Private Kerry SLT clinic (KSLTC) was started in January 2007 in rural Ireland, at the time when out-patient services were limited. At that early stage, there was only one speech & language therapist (SLT) in the KSLTC providing the service a few hours per week. The majority of referrals came from medical consultants. Over the years, by maintaining a flexible approach to local community needs, KSLTC expanded and gradually changed the focus of care. Currently, there are seven therapists providing the SLT service in collaboration with local charities, schools, primary care, disability and acute services. 
 This presentation is for anyone interested in collaborative private and public care and this could contribute to the delivery of integrated care. 
 We aim to present the evolution and the current delivery of a small private service, which is based on local collaborations and distributed leadership. 

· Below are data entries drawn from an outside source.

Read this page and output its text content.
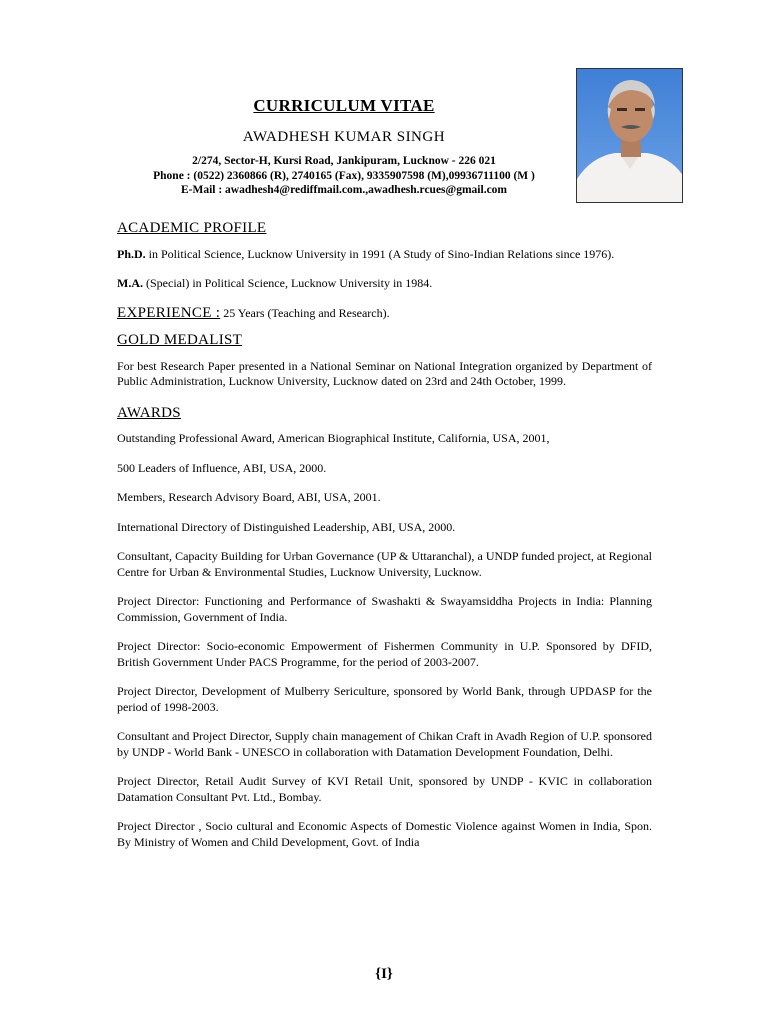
CURRICULUM VITAE
AWADHESH KUMAR SINGH
2/274, Sector-H, Kursi Road, Jankipuram, Lucknow - 226 021
Phone : (0522) 2360866 (R), 2740165 (Fax), 9335907598 (M),09936711100 (M )
E-Mail : awadhesh4@rediffmail.com.,awadhesh.rcues@gmail.com
ACADEMIC PROFILE

Ph.D. in Political Science, Lucknow University in 1991 (A Study of Sino-Indian Relations since 1976).

M.A. (Special) in Political Science, Lucknow University in 1984.

EXPERIENCE : 25 Years (Teaching and Research).

GOLD MEDALIST

For best Research Paper presented in a National Seminar on National Integration organized by Department of Public Administration, Lucknow University, Lucknow dated on 23rd and 24th October, 1999.

AWARDS

Outstanding Professional Award, American Biographical Institute, California, USA, 2001,

500 Leaders of Influence, ABI, USA, 2000.

Members, Research Advisory Board, ABI, USA, 2001.

International Directory of Distinguished Leadership, ABI, USA, 2000.

Consultant, Capacity Building for Urban Governance (UP & Uttaranchal), a UNDP funded project, at Regional Centre for Urban & Environmental Studies, Lucknow University, Lucknow.

Project Director: Functioning and Performance of Swashakti & Swayamsiddha Projects in India: Planning Commission, Government of India.

Project Director: Socio-economic Empowerment of Fishermen Community in U.P. Sponsored by DFID, British Government Under PACS Programme, for the period of 2003-2007.

Project Director, Development of Mulberry Sericulture, sponsored by World Bank, through UPDASP for the period of 1998-2003.

Consultant and Project Director, Supply chain management of Chikan Craft in Avadh Region of U.P. sponsored by UNDP - World Bank - UNESCO in collaboration with Datamation Development Foundation, Delhi.

Project Director, Retail Audit Survey of KVI Retail Unit, sponsored by UNDP - KVIC in collaboration Datamation Consultant Pvt. Ltd., Bombay.

Project Director , Socio cultural and Economic Aspects of Domestic Violence against Women in India, Spon. By Ministry of Women and Child Development, Govt. of India

{I}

 We would like to discuss:
 -how KSLTC evolved in response to the key developments in the public system, such as the reconfiguration of disability services for children or introduction of integrated care services for older people. 
 -what are the service priorities and how they align with the needs of the local communities.
 -what are the main challenges and opportunities to progress collaborations with external services / agencies.
 KSLTC has been engaging in local collaborations since the beginning. Initially, the service provided by the KSLTC was guided by the requests of the local consultants and therefore the focus was medical in nature. Over the years it became apparent that the biggest community needs are in the area of early intervention, disability and autism. KSLTC entered various collaborations to ensure the service provided privately is integrated with the public system and where possible the funding was sought to subsidise the session cost for the clients. One example of the above collaboration is working jointly with a group of parents of children with Down syndrome and a group of parents with autism to co-design the delivery of SLT service. As a result, the services provided are not only clinic based, but are also delivered in the local schools, day centres and in people’s homes. The service is being evaluated jointly with the group of parents’ representatives. 
 There every-day practice in KSLTC is based on the culture of mutual trust and respect. To provide an efficient service, a flexible approach guided by the service users’ needs is paramount. The integration with the public systems brings multiple opportunities, but also challenges. We hope that our experiences can be valuable to other professionals interested in managing and delivering clinical services with limited resources, private and public collaboration of care, and distributed leadership.